I'm more sympathetic than that though.  You know how to make a smart person do really dumb things?  Make it his job.  Namely, make him responsible for working with the decisions that are A) very stupid, and B) not his.  You say the investors that rely on the agencies are openly comfortable with them.  WHAT THE FARK ELSE KIND OF ANSWER DO YOU EXPECT???  What, some guy's gonna go, "Oh, yeah, we put our entire $30 billion endowment in some securities that the ratings agencies approved but we don't trust them so we totally expect them to tank."  Who the fark makes investment decisions they aren't confident in, or at least publicly expresses confidence in?
 

Debeo Summa Credo: I work in insurance, and the NAIC moved away from using rating agency ratings for determining capital charges for RMBS and CMBS securities. That's good, but now they get rated by Pimco and Blackrock, so I don't know how much conflict of interest was avoided by moving ratings to firms that actually invest in the bonds they are rating. Shows that there isn't an easy solution to the perceived problems.

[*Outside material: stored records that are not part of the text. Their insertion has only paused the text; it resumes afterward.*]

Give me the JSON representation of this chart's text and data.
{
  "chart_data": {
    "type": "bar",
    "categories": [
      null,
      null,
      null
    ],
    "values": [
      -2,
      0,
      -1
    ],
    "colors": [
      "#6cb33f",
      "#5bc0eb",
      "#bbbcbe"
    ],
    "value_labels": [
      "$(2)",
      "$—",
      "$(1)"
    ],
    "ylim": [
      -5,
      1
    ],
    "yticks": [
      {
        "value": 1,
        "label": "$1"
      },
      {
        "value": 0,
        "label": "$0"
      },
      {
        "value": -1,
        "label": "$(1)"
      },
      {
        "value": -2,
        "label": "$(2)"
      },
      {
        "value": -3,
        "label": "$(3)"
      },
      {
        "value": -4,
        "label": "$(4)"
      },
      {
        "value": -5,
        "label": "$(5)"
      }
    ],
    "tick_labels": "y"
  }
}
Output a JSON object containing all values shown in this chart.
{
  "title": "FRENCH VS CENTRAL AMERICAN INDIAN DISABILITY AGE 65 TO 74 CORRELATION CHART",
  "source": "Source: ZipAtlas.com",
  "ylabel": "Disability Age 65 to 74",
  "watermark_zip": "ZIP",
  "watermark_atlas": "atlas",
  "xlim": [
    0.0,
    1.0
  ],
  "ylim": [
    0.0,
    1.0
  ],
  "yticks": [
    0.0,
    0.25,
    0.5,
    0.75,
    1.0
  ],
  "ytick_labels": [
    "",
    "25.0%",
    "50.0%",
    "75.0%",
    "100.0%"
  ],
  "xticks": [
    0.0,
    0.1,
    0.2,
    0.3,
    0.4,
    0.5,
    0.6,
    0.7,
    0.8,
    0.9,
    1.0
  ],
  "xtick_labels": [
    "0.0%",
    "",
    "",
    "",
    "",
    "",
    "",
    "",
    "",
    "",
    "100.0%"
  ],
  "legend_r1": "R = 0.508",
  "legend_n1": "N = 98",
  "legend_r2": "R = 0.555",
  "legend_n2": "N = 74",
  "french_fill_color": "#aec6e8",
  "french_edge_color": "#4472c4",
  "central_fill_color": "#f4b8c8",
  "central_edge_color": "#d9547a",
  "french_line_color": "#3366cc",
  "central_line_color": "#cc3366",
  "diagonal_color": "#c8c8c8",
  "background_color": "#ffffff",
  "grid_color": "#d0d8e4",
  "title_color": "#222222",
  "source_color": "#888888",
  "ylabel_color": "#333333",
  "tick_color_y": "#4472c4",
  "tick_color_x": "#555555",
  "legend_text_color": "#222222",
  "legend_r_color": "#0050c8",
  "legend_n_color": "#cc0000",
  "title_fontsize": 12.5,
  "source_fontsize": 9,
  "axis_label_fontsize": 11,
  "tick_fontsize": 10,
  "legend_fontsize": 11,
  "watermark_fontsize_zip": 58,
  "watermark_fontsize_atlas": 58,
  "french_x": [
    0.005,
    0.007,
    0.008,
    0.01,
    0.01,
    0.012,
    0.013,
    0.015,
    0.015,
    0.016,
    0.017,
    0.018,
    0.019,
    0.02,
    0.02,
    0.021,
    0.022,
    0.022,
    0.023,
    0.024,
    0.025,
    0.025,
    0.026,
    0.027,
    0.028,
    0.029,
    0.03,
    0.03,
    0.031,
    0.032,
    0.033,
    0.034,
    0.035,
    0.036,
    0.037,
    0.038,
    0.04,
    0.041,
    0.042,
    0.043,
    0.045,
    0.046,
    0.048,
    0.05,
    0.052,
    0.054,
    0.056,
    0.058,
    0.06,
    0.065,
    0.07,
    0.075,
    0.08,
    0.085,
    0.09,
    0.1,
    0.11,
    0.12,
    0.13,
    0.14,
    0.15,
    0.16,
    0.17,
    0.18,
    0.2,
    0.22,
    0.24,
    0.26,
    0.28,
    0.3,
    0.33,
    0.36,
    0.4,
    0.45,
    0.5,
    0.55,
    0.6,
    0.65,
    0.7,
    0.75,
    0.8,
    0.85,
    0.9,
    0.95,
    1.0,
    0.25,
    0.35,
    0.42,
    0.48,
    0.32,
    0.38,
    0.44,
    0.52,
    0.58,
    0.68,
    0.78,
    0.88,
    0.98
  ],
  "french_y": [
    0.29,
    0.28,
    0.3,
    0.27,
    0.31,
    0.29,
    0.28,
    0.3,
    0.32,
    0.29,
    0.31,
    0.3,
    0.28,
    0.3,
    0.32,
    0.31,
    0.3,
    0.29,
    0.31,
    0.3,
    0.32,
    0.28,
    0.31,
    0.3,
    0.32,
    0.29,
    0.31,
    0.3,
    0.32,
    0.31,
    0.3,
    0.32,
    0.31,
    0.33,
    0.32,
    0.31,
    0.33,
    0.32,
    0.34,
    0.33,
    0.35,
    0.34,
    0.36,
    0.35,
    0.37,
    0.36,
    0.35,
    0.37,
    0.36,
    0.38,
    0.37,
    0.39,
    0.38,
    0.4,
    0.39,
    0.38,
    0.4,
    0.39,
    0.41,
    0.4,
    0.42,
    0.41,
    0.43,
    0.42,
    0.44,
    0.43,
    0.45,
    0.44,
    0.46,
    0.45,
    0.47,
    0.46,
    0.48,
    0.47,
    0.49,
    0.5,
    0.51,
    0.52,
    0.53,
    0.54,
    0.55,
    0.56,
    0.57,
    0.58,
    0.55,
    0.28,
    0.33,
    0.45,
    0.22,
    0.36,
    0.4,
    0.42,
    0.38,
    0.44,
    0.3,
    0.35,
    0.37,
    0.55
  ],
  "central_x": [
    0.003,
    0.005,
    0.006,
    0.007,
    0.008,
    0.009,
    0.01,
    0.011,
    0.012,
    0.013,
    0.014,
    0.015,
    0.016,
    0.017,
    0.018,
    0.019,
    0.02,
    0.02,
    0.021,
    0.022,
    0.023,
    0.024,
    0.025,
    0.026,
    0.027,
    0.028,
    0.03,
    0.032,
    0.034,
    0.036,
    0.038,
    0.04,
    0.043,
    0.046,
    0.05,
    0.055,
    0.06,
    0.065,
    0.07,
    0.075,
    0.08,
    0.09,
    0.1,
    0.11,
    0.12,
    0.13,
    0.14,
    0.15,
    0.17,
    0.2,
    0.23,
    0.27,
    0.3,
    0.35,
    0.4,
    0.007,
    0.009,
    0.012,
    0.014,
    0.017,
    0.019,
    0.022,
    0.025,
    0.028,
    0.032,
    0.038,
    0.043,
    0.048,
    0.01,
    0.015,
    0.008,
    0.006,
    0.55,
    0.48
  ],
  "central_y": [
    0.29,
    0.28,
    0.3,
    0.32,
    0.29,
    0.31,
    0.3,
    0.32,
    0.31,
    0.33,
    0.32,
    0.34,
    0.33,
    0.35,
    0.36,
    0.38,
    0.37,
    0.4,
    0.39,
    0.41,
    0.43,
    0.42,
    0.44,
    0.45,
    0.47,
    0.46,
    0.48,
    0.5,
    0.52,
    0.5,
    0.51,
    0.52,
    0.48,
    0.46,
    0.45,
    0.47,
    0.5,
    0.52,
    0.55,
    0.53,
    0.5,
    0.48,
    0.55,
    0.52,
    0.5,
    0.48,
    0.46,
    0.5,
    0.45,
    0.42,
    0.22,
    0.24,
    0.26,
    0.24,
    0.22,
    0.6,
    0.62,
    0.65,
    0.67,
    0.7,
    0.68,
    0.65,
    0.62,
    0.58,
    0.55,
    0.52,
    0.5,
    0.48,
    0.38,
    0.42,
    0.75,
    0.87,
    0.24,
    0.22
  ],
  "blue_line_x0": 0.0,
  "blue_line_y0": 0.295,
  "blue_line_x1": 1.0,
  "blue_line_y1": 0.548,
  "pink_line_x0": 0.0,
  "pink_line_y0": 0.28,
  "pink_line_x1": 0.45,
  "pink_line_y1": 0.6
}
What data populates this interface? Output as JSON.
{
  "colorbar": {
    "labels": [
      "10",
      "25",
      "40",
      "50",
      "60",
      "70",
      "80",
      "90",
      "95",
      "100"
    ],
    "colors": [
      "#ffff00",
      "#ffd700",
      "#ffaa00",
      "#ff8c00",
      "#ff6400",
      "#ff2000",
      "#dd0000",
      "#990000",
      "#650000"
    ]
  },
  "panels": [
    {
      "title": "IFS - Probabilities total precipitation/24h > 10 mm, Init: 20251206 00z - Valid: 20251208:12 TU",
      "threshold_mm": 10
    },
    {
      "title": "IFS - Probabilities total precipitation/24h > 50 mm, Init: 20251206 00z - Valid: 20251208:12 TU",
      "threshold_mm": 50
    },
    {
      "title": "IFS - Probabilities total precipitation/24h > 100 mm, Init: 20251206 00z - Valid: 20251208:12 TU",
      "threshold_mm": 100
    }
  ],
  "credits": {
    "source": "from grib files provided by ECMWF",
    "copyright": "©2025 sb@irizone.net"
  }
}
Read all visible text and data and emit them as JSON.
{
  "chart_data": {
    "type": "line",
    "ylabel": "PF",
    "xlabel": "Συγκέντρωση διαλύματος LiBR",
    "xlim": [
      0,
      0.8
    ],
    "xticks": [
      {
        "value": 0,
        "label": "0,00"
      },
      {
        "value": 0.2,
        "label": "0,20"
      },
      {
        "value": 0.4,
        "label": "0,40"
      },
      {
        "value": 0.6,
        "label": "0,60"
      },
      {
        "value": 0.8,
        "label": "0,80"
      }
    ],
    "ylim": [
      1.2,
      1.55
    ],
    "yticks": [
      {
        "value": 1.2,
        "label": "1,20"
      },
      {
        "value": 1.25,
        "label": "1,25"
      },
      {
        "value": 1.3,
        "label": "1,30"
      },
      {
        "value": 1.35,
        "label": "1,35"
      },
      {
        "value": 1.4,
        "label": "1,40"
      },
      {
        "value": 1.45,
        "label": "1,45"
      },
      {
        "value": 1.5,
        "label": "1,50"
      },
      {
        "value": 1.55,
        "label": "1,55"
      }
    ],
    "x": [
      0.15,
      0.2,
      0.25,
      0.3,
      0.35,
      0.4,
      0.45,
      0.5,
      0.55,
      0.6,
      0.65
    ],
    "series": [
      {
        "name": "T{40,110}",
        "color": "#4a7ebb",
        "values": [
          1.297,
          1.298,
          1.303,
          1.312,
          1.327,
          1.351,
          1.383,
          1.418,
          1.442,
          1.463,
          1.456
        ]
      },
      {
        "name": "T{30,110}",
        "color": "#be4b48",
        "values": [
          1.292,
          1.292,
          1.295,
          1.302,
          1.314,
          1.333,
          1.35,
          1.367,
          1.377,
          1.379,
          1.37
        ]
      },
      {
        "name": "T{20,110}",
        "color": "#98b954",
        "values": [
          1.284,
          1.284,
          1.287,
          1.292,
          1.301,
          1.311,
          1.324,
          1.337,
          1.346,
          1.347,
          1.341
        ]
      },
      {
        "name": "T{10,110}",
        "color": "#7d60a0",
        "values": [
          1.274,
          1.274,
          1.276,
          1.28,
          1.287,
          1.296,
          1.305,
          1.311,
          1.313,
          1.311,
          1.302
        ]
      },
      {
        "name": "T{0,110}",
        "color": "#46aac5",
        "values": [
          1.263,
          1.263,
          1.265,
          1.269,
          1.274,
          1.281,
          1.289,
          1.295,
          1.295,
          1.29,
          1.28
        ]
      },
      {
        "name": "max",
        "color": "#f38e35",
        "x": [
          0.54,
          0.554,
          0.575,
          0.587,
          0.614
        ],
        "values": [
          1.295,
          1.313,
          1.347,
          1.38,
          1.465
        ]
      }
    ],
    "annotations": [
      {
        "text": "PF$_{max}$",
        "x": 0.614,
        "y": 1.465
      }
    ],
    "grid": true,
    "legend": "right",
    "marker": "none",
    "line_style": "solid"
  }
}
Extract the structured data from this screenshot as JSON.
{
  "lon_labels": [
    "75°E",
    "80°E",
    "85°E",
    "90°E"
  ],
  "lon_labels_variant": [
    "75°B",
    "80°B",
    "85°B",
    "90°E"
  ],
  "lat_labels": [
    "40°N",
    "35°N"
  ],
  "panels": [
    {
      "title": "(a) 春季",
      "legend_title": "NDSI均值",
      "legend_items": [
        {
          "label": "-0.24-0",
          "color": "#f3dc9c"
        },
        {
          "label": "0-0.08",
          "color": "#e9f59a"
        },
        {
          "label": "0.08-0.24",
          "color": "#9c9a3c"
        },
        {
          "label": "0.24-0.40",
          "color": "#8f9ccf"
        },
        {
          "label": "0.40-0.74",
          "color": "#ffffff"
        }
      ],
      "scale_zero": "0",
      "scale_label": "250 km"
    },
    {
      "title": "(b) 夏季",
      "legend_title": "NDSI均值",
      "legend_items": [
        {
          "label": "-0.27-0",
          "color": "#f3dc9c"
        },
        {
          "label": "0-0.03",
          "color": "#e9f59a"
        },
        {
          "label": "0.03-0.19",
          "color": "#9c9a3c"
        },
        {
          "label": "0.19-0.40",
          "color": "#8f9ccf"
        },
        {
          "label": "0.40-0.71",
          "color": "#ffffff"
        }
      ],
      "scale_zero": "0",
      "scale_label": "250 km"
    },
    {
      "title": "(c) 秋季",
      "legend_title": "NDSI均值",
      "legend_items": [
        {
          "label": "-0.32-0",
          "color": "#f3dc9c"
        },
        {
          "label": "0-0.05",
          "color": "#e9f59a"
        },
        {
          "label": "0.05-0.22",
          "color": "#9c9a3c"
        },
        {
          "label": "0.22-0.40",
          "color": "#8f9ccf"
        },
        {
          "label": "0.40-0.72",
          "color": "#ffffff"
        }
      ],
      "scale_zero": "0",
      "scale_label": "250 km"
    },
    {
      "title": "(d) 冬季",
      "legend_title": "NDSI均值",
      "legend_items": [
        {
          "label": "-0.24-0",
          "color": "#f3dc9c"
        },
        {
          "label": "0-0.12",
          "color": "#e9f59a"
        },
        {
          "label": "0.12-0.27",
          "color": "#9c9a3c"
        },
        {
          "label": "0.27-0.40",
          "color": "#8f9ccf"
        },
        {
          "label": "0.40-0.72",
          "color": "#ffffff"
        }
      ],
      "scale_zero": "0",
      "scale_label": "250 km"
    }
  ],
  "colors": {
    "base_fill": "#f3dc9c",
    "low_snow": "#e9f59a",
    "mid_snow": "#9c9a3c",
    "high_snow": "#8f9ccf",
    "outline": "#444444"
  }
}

Oy.  That's EXACTLY what I'm saying, so what the heck?  Where does your real-world experience stop and the blind ideologist take over?
 
2013-07-04 09:13:32 AM

Mad_Radhu: vpb: Sometimes I wonder if the ratings are more about influencing policy than rating the financial soundness of the bank in question.

Usually the ratings are simply a function of how well the rating agency was paid off. It's like JD Powers ratings.


And do you want your money in a bank that can't even afford to pay off the S&P? I sure don't.